Suppose the sample size $n=16$ is drawn from a normal distribution with mean $\mu$ and standard deviation $\sigma = 4$. Consider the testing hypothesis $H_o:\mu = 0$ vs $H_a:\mu \ne 0$. Let the rejection region be $|\bar{x}| > 2$, where $|\bar{x}|$ is the sample mean. Find the type I error.
$$P(\text{Type I error}) = P(|\bar{x}| > 2 \mid \mu = 0)$$
Since we know that the sample follows a normal distribution, then we know that $\bar{x}$ also follows a normal distribution. When $\mu = 0$, then the variance is $\frac{\sigma^2}{n} = 1$.
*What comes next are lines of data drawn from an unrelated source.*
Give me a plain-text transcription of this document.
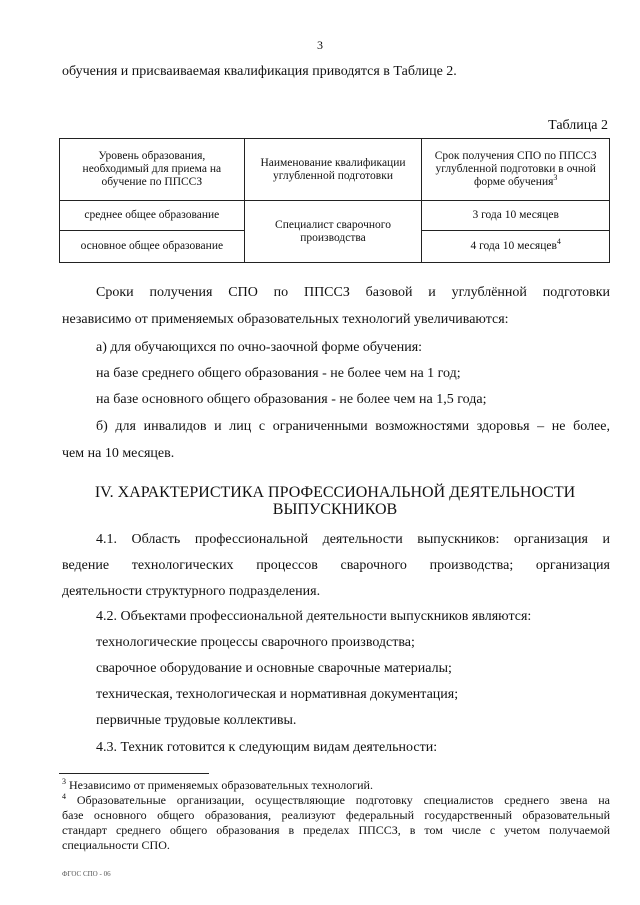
3
обучения и присваиваемая квалификация приводятся в Таблице 2.
Таблица 2
Уровень образования, необходимый для приема на обучение по ППССЗ	Наименование квалификации углубленной подготовки	Срок получения СПО по ППССЗ углубленной подготовки в очной форме обучения$^3$
среднее общее образование	Специалист сварочного производства	3 года 10 месяцев
основное общее образование		4 года 10 месяцев$^4$
Сроки получения СПО по ППССЗ базовой и углублённой подготовки
независимо от применяемых образовательных технологий увеличиваются:
а) для обучающихся по очно-заочной форме обучения:
на базе среднего общего образования - не более чем на 1 год;
на базе основного общего образования - не более чем на 1,5 года;
б) для инвалидов и лиц с ограниченными возможностями здоровья – не более,
чем на 10 месяцев.
IV. ХАРАКТЕРИСТИКА ПРОФЕССИОНАЛЬНОЙ ДЕЯТЕЛЬНОСТИ
ВЫПУСКНИКОВ
4.1. Область профессиональной деятельности выпускников: организация и
ведение технологических процессов сварочного производства; организация
деятельности структурного подразделения.
4.2. Объектами профессиональной деятельности выпускников являются:
технологические процессы сварочного производства;
сварочное оборудование и основные сварочные материалы;
техническая, технологическая и нормативная документация;
первичные трудовые коллективы.
4.3. Техник готовится к следующим видам деятельности:
$^3$ Независимо от применяемых образовательных технологий.
$^4$ Образовательные организации, осуществляющие подготовку специалистов среднего звена на
базе основного общего образования, реализуют федеральный государственный образовательный
стандарт среднего общего образования в пределах ППССЗ, в том числе с учетом получаемой
специальности СПО.
ФГОС СПО - 06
$$P(|\bar{x}| > 2 \mid \mu = 0)\\ =P(\bar{x} < -2 \mid \mu = 0) + P(\bar{x} > 2 \mid \mu = 0)\\ =2P(\bar{x} > 2 \mid \mu = 0)$$
At this point, I'm not sure how to get the probability of $P(\bar{x} > 2 \mid \mu = 0)$
Under $H_0$, $\bar{x}$ follows $N(0,\frac{\sigma^2}{n})=N(0,1)$. So $$P(\bar{x}>2)=1-\Phi(2)$$ where $\Phi$ is the cdf of a standard normal. There is no explicit way to compute $\Phi(2)$, so you have to look it up on a table.